Now, defining and using a tenanted model becomes safe by default.

models/user.model.js

const { createTenantedModel } = require('./tenanted-model');

const UserSchemaDefinition = {
    name: String,
    email: { type: String, unique: false }, // Note: unique index must be composite with tenantId
    role: String,
};

const User = createTenantedModel('User', UserSchemaDefinition);
// Create a compound index for emails to be unique per tenant
User.schema.index({ email: 1, tenantId: 1 }, { unique: true });

module.exports = User;

In the GraphQL resolvers, we pass the tenantId from the context into the query options.

graphql/resolvers.js

const User = require('../models/user.model');

const resolvers = {
    Query: {
        // Example resolver that is now tenant-aware.
        me: async (_, __, context) => {
            const { userId, tenantId } = context.auth; // Assuming auth context is populated

            // The tenantId is passed in the options object. Our middleware will catch it.
            const user = await User.findOne({ _id: userId }, null, { tenantId });
            return user;
        },
        // A resolver that uses a feature flag from etcd.
        betaFeatureData: async (_, __, context) => {
            const { tenantConfig, tenantId } = context;

            if (!tenantConfig.featureFlags.betaFeatureX) {
                throw new GraphQLError('This feature is not enabled for your organization.');
            }
            
            // Proceed to fetch data for the beta feature, correctly scoped.
            // const data = await SomeModel.find({}, null, { tenantId });
            return { status: "OK", data: "..." };
        }
    },
};

module.exports = resolvers;

This combination of etcd-driven dynamic configuration and a strict, code-enforced data isolation layer provided the robust multi-tenant architecture we needed. An operator can now run etcdctl put ... and disable a feature for a tenant, and the very next API call from that tenant will reflect the change.
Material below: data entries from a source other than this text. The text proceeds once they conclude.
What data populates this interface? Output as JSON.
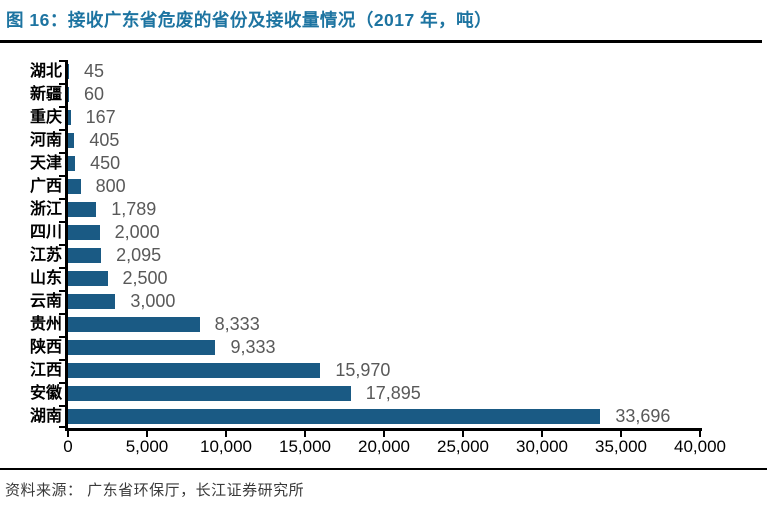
{
  "header": {
    "title": "图 16：接收广东省危废的省份及接收量情况（2017 年，吨）"
  },
  "footer": {
    "source": "资料来源： 广东省环保厅，长江证券研究所"
  },
  "colors": {
    "bar": "#1a5a84",
    "title": "#1d74a1",
    "value_label": "#595959",
    "axis": "#000000"
  },
  "chart_data": {
    "type": "bar",
    "orientation": "horizontal",
    "title": "接收广东省危废的省份及接收量情况（2017 年，吨）",
    "categories": [
      "湖北",
      "新疆",
      "重庆",
      "河南",
      "天津",
      "广西",
      "浙江",
      "四川",
      "江苏",
      "山东",
      "云南",
      "贵州",
      "陕西",
      "江西",
      "安徽",
      "湖南"
    ],
    "values": [
      45,
      60,
      167,
      405,
      450,
      800,
      1789,
      2000,
      2095,
      2500,
      3000,
      8333,
      9333,
      15970,
      17895,
      33696
    ],
    "value_labels": [
      "45",
      "60",
      "167",
      "405",
      "450",
      "800",
      "1,789",
      "2,000",
      "2,095",
      "2,500",
      "3,000",
      "8,333",
      "9,333",
      "15,970",
      "17,895",
      "33,696"
    ],
    "xlabel": "",
    "ylabel": "",
    "xlim": [
      0,
      40000
    ],
    "xticks": [
      0,
      5000,
      10000,
      15000,
      20000,
      25000,
      30000,
      35000,
      40000
    ],
    "xtick_labels": [
      "0",
      "5,000",
      "10,000",
      "15,000",
      "20,000",
      "25,000",
      "30,000",
      "35,000",
      "40,000"
    ],
    "grid": false,
    "legend": null
  }
}
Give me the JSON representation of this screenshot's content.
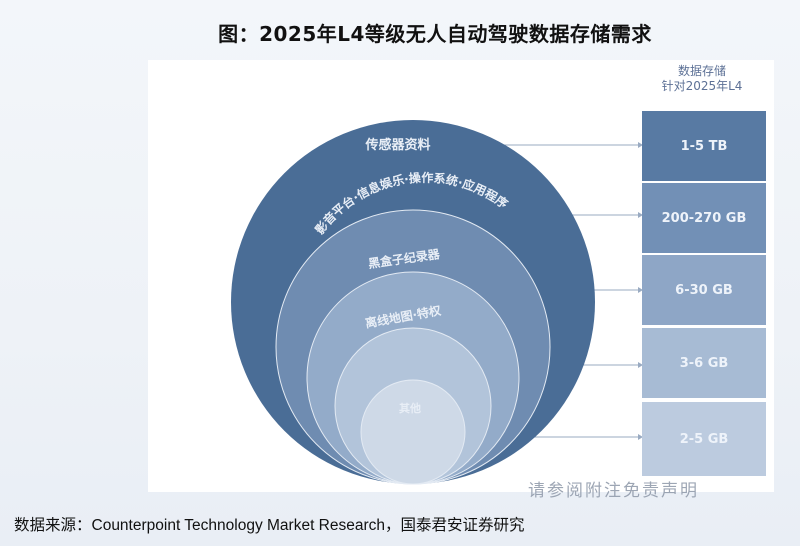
{
  "title": "图：2025年L4等级无人自动驾驶数据存储需求",
  "column_header": {
    "line1": "数据存储",
    "line2": "针对2025年L4"
  },
  "layers": [
    {
      "label": "传感器资料",
      "storage": "1-5 TB",
      "color": "#4a6d96",
      "box_color": "#587aa3"
    },
    {
      "label": "影音平台·信息娱乐·操作系统·应用程序",
      "storage": "200-270 GB",
      "color": "#6f8cb1",
      "box_color": "#7290b6"
    },
    {
      "label": "黑盒子纪录器",
      "storage": "6-30 GB",
      "color": "#93abc9",
      "box_color": "#8ea6c6"
    },
    {
      "label": "离线地图·特权",
      "storage": "3-6 GB",
      "color": "#b2c4da",
      "box_color": "#a7bbd4"
    },
    {
      "label": "其他",
      "storage": "2-5 GB",
      "color": "#ced9e7",
      "box_color": "#bccbdf"
    }
  ],
  "watermark": "请参阅附注免责声明",
  "source": "数据来源：Counterpoint Technology Market Research，国泰君安证券研究"
}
The final system is highly responsive to operational needs. However, the introduction of an etcd cluster is not without its costs. It is a critical, stateful component that we are now responsible for managing, monitoring, and backing up. Its availability is paramount; if etcd is down, our API cannot fetch configurations and will fail open or closed depending on the chosen error-handling strategy. The current implementation relies on a simple in-memory cache with a TTL, which means configuration changes are not truly instantaneous but are propagated within the TTL window. For true real-time push, a watch-based mechanism would be superior, but it presents significant implementation complexity within the Lambda execution model, potentially requiring a sidecar or external notifier service to manage persistent connections. This architecture represents a trade-off: we gained immense agility in configuration management at the cost of increased operational complexity.